Environment ministry cannot be an obstacle to development, nor merely a clearing house for projects

By: |
January 21, 2017 12:50:28 am

On Thursday, Environment Minister Anil Madhav Dave asked non-official experts, who are part of committees constituted by his ministry, to expedite clearances of pending projects over the next three months. While the minister clarified that his directives pertain to “genuine projects”, his 45-minute address to the experts seemed to convey that they had become stumbling blocks for developmental initiatives. “Clear projects fast. Don’t hold back development,” he told them. The minister’s directives might seem salutary given that the UPA government convoluted environmental clearance procedures till they became virtually meaningless.
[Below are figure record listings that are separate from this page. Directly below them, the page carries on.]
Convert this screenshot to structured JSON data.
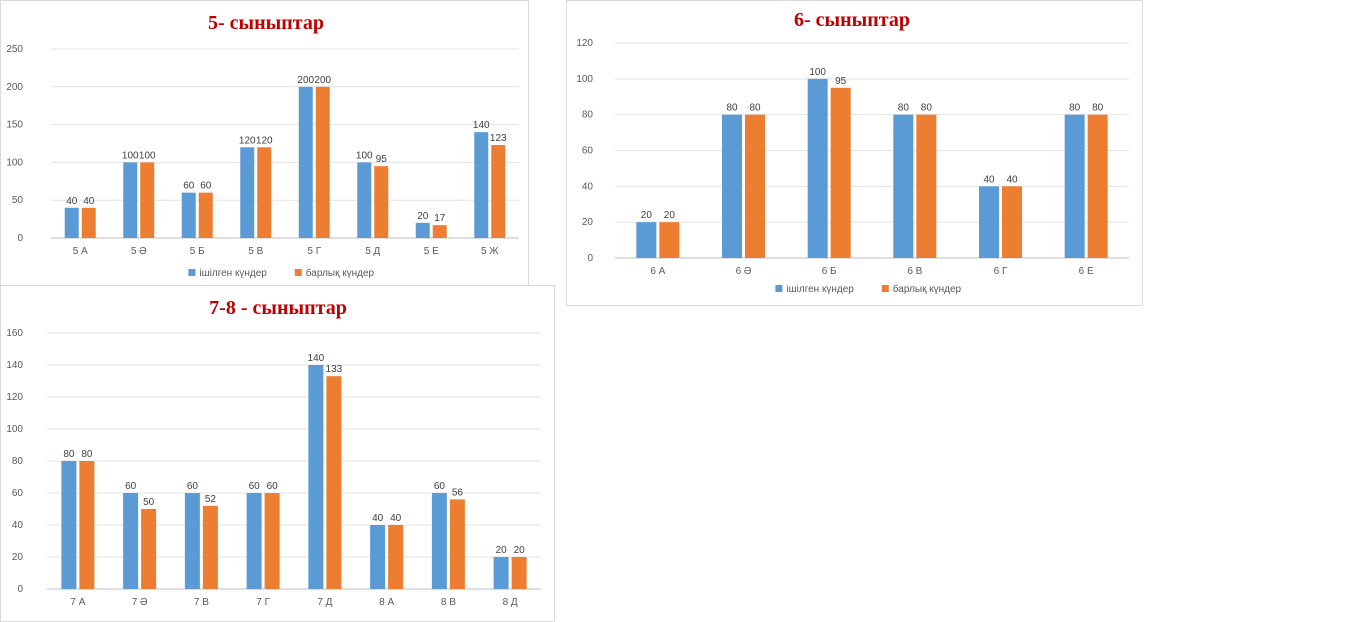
{
  "chart_data": [
    {
      "type": "bar",
      "title": "5- сыныптар",
      "categories": [
        "5 А",
        "5 Ә",
        "5 Б",
        "5 В",
        "5 Г",
        "5 Д",
        "5 Е",
        "5 Ж"
      ],
      "series": [
        {
          "name": "ішілген күндер",
          "color": "#5b9bd5",
          "values": [
            40,
            100,
            60,
            120,
            200,
            100,
            20,
            140
          ]
        },
        {
          "name": "барлық күндер",
          "color": "#ed7d31",
          "values": [
            40,
            100,
            60,
            120,
            200,
            95,
            17,
            123
          ]
        }
      ],
      "ylim": [
        0,
        250
      ],
      "yticks": [
        0,
        50,
        100,
        150,
        200,
        250
      ],
      "grid": true,
      "legend": "bottom"
    },
    {
      "type": "bar",
      "title": "6- сыныптар",
      "categories": [
        "6 А",
        "6 Ә",
        "6 Б",
        "6 В",
        "6 Г",
        "6 Е"
      ],
      "series": [
        {
          "name": "ішілген күндер",
          "color": "#5b9bd5",
          "values": [
            20,
            80,
            100,
            80,
            40,
            80
          ]
        },
        {
          "name": "барлық күндер",
          "color": "#ed7d31",
          "values": [
            20,
            80,
            95,
            80,
            40,
            80
          ]
        }
      ],
      "ylim": [
        0,
        120
      ],
      "yticks": [
        0,
        20,
        40,
        60,
        80,
        100,
        120
      ],
      "grid": true,
      "legend": "bottom"
    },
    {
      "type": "bar",
      "title": "7-8 - сыныптар",
      "categories": [
        "7 А",
        "7 Ә",
        "7 В",
        "7 Г",
        "7 Д",
        "8 А",
        "8 В",
        "8 Д"
      ],
      "series": [
        {
          "name": "",
          "color": "#5b9bd5",
          "values": [
            80,
            60,
            60,
            60,
            140,
            40,
            60,
            20
          ]
        },
        {
          "name": "",
          "color": "#ed7d31",
          "values": [
            80,
            50,
            52,
            60,
            133,
            40,
            56,
            20
          ]
        }
      ],
      "ylim": [
        0,
        160
      ],
      "yticks": [
        0,
        20,
        40,
        60,
        80,
        100,
        120,
        140,
        160
      ],
      "grid": true,
      "legend": "none"
    }
  ]
}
But by apparently seeking to attenuate the role of experts, Dave’s directives run the risk of diluting the environmental safeguards his ministry is mandated to uphold.

Environmental clearance procedures are a prerequisite for efficient and sustainable management of natural resources. They ensure that adverse impacts of economic growth are mitigated and managed, but these procedures are not, ipso facto, against development and growth. Maintaining a balance between environment and development, nevertheless, is not an easy task. The inputs of scientists and non-official experts on the environment ministry’s project appraisal committees are critical to ensure that the imperatives of economic growth and protection of natural resources are served. Independent experts help maintain the checks and balances in the country’s environmental clearance procedures. Unfortunately, Dave’s directives not only lend weight to the arguments that see environment and economic growth in confrontational terms, they also create the impression that the government would much rather have rubber stamps — and not independent experts — in its project appraisal committees.
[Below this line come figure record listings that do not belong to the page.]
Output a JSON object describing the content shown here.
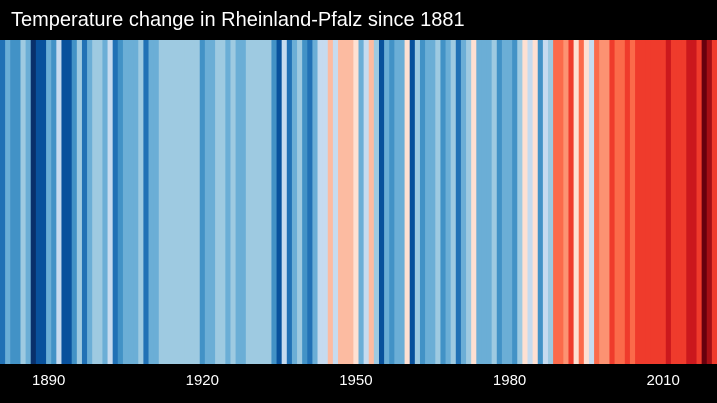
{
  "chart_data": {
    "type": "heatmap",
    "title": "Temperature change in Rheinland-Pfalz since 1881",
    "x_start": 1881,
    "x_end": 2020,
    "x_tick_labels": [
      "1890",
      "1920",
      "1950",
      "1980",
      "2010"
    ],
    "color_scale": [
      "#08306b",
      "#08519c",
      "#2171b5",
      "#4292c6",
      "#6baed6",
      "#9ecae1",
      "#c6dbef",
      "#fee0d2",
      "#fcbba1",
      "#fc9272",
      "#fb6a4a",
      "#ef3b2c",
      "#cb181d",
      "#a50f15",
      "#67000d"
    ],
    "legend": "none",
    "values": [
      -0.65,
      -0.3,
      -0.5,
      -0.55,
      -0.1,
      -0.35,
      -0.95,
      -0.9,
      -0.85,
      -0.35,
      -0.5,
      -0.05,
      -0.8,
      -0.8,
      -0.5,
      -0.15,
      -0.65,
      -0.3,
      -0.15,
      -0.1,
      -0.35,
      -0.05,
      -0.65,
      -0.45,
      -0.35,
      -0.3,
      -0.4,
      -0.15,
      -0.65,
      -0.35,
      -0.35,
      -0.1,
      -0.2,
      -0.2,
      -0.2,
      -0.2,
      -0.15,
      -0.15,
      -0.2,
      -0.5,
      -0.25,
      -0.3,
      -0.2,
      -0.2,
      -0.3,
      -0.2,
      -0.25,
      -0.3,
      -0.2,
      -0.2,
      -0.15,
      -0.2,
      -0.2,
      -0.45,
      -0.75,
      0.05,
      -0.6,
      -0.3,
      -0.2,
      -0.45,
      -0.7,
      -0.25,
      -0.05,
      -0.05,
      0.4,
      0.0,
      0.45,
      0.3,
      0.35,
      0.25,
      -0.25,
      0.05,
      0.35,
      -0.15,
      -0.75,
      -0.3,
      -0.55,
      -0.25,
      -0.3,
      0.2,
      -0.8,
      -0.1,
      -0.45,
      -0.25,
      -0.4,
      -0.15,
      -0.5,
      -0.35,
      -0.15,
      -0.6,
      -0.4,
      -0.2,
      0.25,
      -0.25,
      -0.4,
      -0.3,
      -0.2,
      -0.5,
      -0.4,
      -0.4,
      -0.55,
      -0.2,
      0.25,
      0.1,
      0.25,
      -0.5,
      -0.05,
      -0.15,
      0.7,
      0.65,
      0.5,
      0.8,
      0.25,
      0.7,
      0.15,
      -0.05,
      0.65,
      0.6,
      0.6,
      0.8,
      0.65,
      0.75,
      0.9,
      0.75,
      0.8,
      0.9,
      0.9,
      0.95,
      0.9,
      0.85,
      1.0,
      0.8,
      0.85,
      0.9,
      1.1,
      1.1,
      0.95,
      1.35,
      1.25,
      0.95
    ]
  }
}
Dave’s emphasis on speedy clearance of projects seems to be a continuation of a disquieting trend that gained ground under his predecessor, Prakash Javadekar: The environment ministry is keen to be judged by the number of projects it clears. “Don’t compromise on the ease of doing business, the key goal of the government,” Dave told the independent experts on Thursday. A fast-developing country does require the environment ministry to work in tandem with agencies that further economic growth, but it would be alarming if the ministry gives up its primary function and becomes a clearing house. It’s nobody’s case that the environmental clearance procedures in the country are foolproof. Data on projects, for example, is either scanty or dubious. The environment ministry does require a change in direction. But it requires more careful thought and judgement than has been evident so far.